Why did they miss out? “Sometimes people aren’t aware that they’re eligible — maybe earlier in their life, they were not eligible, but something has happened; they’ve had a change of circumstances, a life event or death of a partner as an example, where now they’re eligible, but they weren’t before and they don’t know,” Heckman said. Stigma and misinformation are also issues. “A common misperception amongst older adults is that you need to have children in the home or that if they participate, families with children will not be able to participate. And that’s simply not true. The program grows to the size that is needed in communities and states across the U.S.”
Heckman praised the administration for bringing food insecurity into the spotlight during its White House Conference on Hunger, Health, and Nutrition last September. In conjunction with the conference, the White House announced that as part of more than $8 billion pledged in public- and private-sector contributions, “at least $2.5 billion will be invested in start-up companies that are pioneering solutions to hunger and food insecurity.”
What Clinicians Can Do
Food insecurity among older adults was also the subject of a December hearing held by the Senate Special Committee on Aging. “Congress must continue to support programs like the Older Americans Act Nutrition Program, SNAP, the Senior Farmers Market Nutrition Program, and Senior Food Boxes,” committee chairman Sen. Robert Casey (D-Pa.) said in a press release. “And we must continue work to reduce barriers to access. No senior should have to choose between putting food on the table or taking a needed medication.” Casey has introduced two bills related to the issue: the Senior Nutrition Task Force Act — cosponsored by Sen. Tim Scott (R-S.C.), the committee’s ranking member — would establish an interagency task force to develop ways to combat the problem; and the Tools for Ensuring Access to Meals Act would provide funding to act on the task force’s recommendations.
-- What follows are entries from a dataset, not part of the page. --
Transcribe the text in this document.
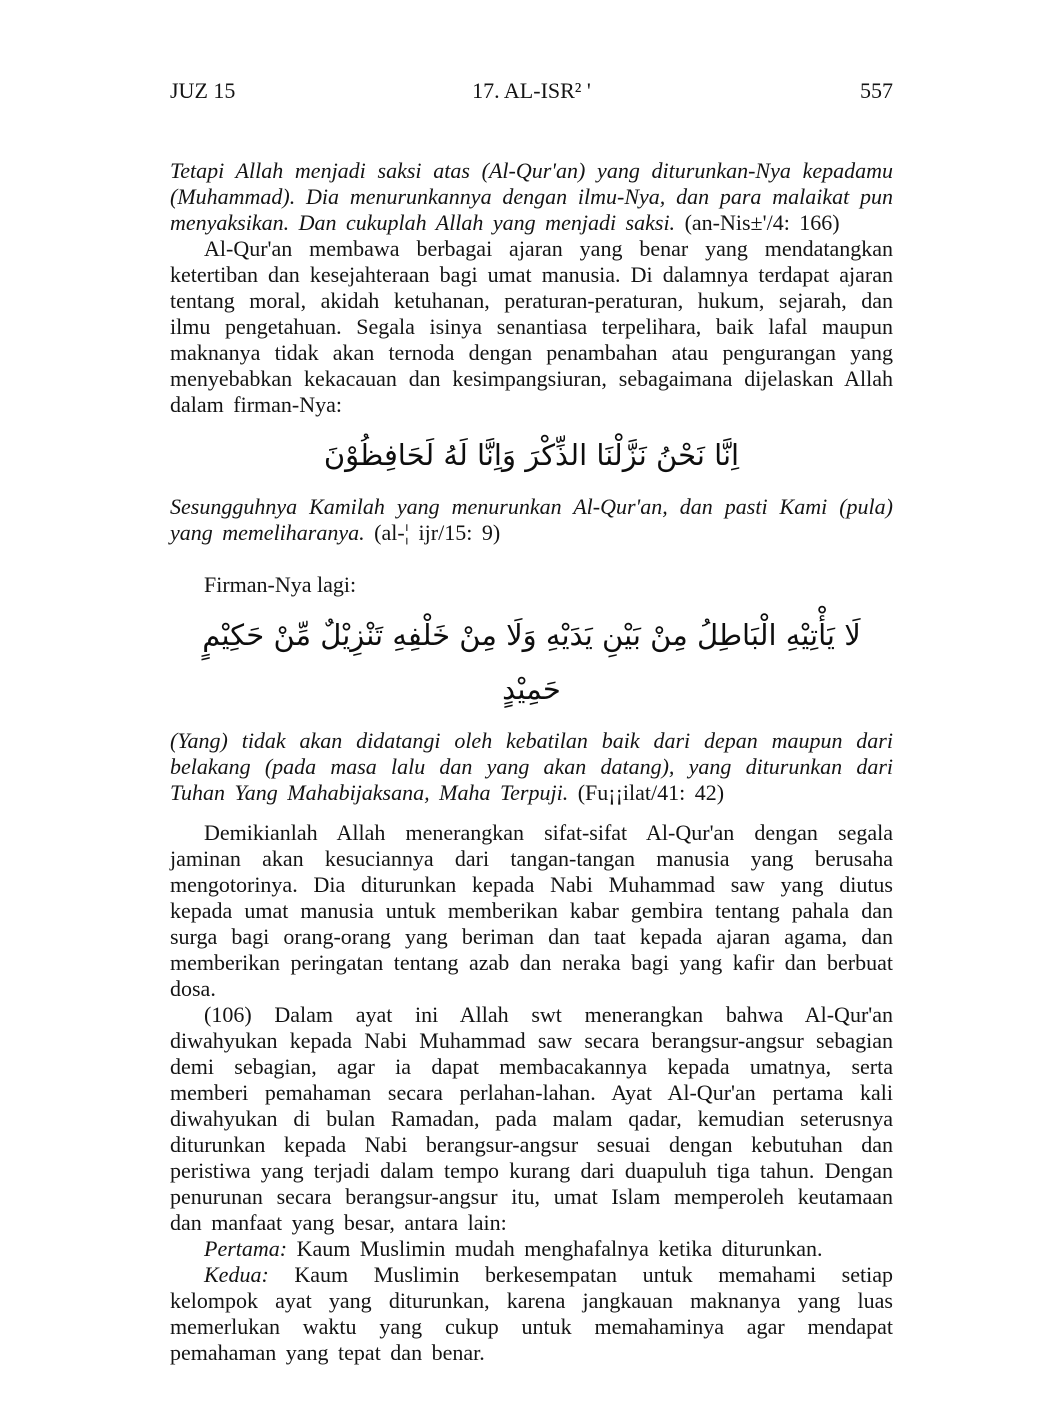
JUZ 15	17. AL-ISR² '	557

Tetapi Allah menjadi saksi atas (Al-Qur'an) yang diturunkan-Nya kepadamu (Muhammad). Dia menurunkannya dengan ilmu-Nya, dan para malaikat pun menyaksikan. Dan cukuplah Allah yang menjadi saksi. (an-Nis±'/4: 166)

Al-Qur'an membawa berbagai ajaran yang benar yang mendatangkan ketertiban dan kesejahteraan bagi umat manusia. Di dalamnya terdapat ajaran tentang moral, akidah ketuhanan, peraturan-peraturan, hukum, sejarah, dan ilmu pengetahuan. Segala isinya senantiasa terpelihara, baik lafal maupun maknanya tidak akan ternoda dengan penambahan atau pengurangan yang menyebabkan kekacauan dan kesimpangsiuran, sebagaimana dijelaskan Allah dalam firman-Nya:

اِنَّا نَحْنُ نَزَّلْنَا الذِّكْرَ وَاِنَّا لَهُ لَحَافِظُوْنَ

Sesungguhnya Kamilah yang menurunkan Al-Qur'an, dan pasti Kami (pula) yang memeliharanya. (al-¦ ijr/15: 9)

Firman-Nya lagi:

لَا يَأْتِيْهِ الْبَاطِلُ مِنْ بَيْنِ يَدَيْهِ وَلَا مِنْ خَلْفِهِ تَنْزِيْلٌ مِّنْ حَكِيْمٍ حَمِيْدٍ

(Yang) tidak akan didatangi oleh kebatilan baik dari depan maupun dari belakang (pada masa lalu dan yang akan datang), yang diturunkan dari Tuhan Yang Mahabijaksana, Maha Terpuji. (Fu¡¡ilat/41: 42)

Demikianlah Allah menerangkan sifat-sifat Al-Qur'an dengan segala jaminan akan kesuciannya dari tangan-tangan manusia yang berusaha mengotorinya. Dia diturunkan kepada Nabi Muhammad saw yang diutus kepada umat manusia untuk memberikan kabar gembira tentang pahala dan surga bagi orang-orang yang beriman dan taat kepada ajaran agama, dan memberikan peringatan tentang azab dan neraka bagi yang kafir dan berbuat dosa.

(106) Dalam ayat ini Allah swt menerangkan bahwa Al-Qur'an diwahyukan kepada Nabi Muhammad saw secara berangsur-angsur sebagian demi sebagian, agar ia dapat membacakannya kepada umatnya, serta memberi pemahaman secara perlahan-lahan. Ayat Al-Qur'an pertama kali diwahyukan di bulan Ramadan, pada malam qadar, kemudian seterusnya diturunkan kepada Nabi berangsur-angsur sesuai dengan kebutuhan dan peristiwa yang terjadi dalam tempo kurang dari duapuluh tiga tahun. Dengan penurunan secara berangsur-angsur itu, umat Islam memperoleh keutamaan dan manfaat yang besar, antara lain:

Pertama: Kaum Muslimin mudah menghafalnya ketika diturunkan.

Kedua: Kaum Muslimin berkesempatan untuk memahami setiap kelompok ayat yang diturunkan, karena jangkauan maknanya yang luas memerlukan waktu yang cukup untuk memahaminya agar mendapat pemahaman yang tepat dan benar.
How can clinicians find out if a patient is food insecure? “We have a wonderful tool, the two-item Hunger Vital Sign, to help clinicians screen for food insecurity,” said Leung. “This tool has been widely adopted in many healthcare systems as part of growing recognition of the importance of food insecurity and other social determinants on health outcomes. I would advise to screen for food insecurity and to identify strategies that the clinic can provide to assist patients with food insecurity,” such as giving out a list of community food pantries and congregate meal sites or partnering with a local food bank to provide SNAP application assistance.
For those who want to learn more, the AARP Foundation and the Food Research & Action Center have developed a free “Screen and Intervene” 1-credit continuing medical education course that providers can take to learn about how to screen for food insecurity in their patients, Heckman said.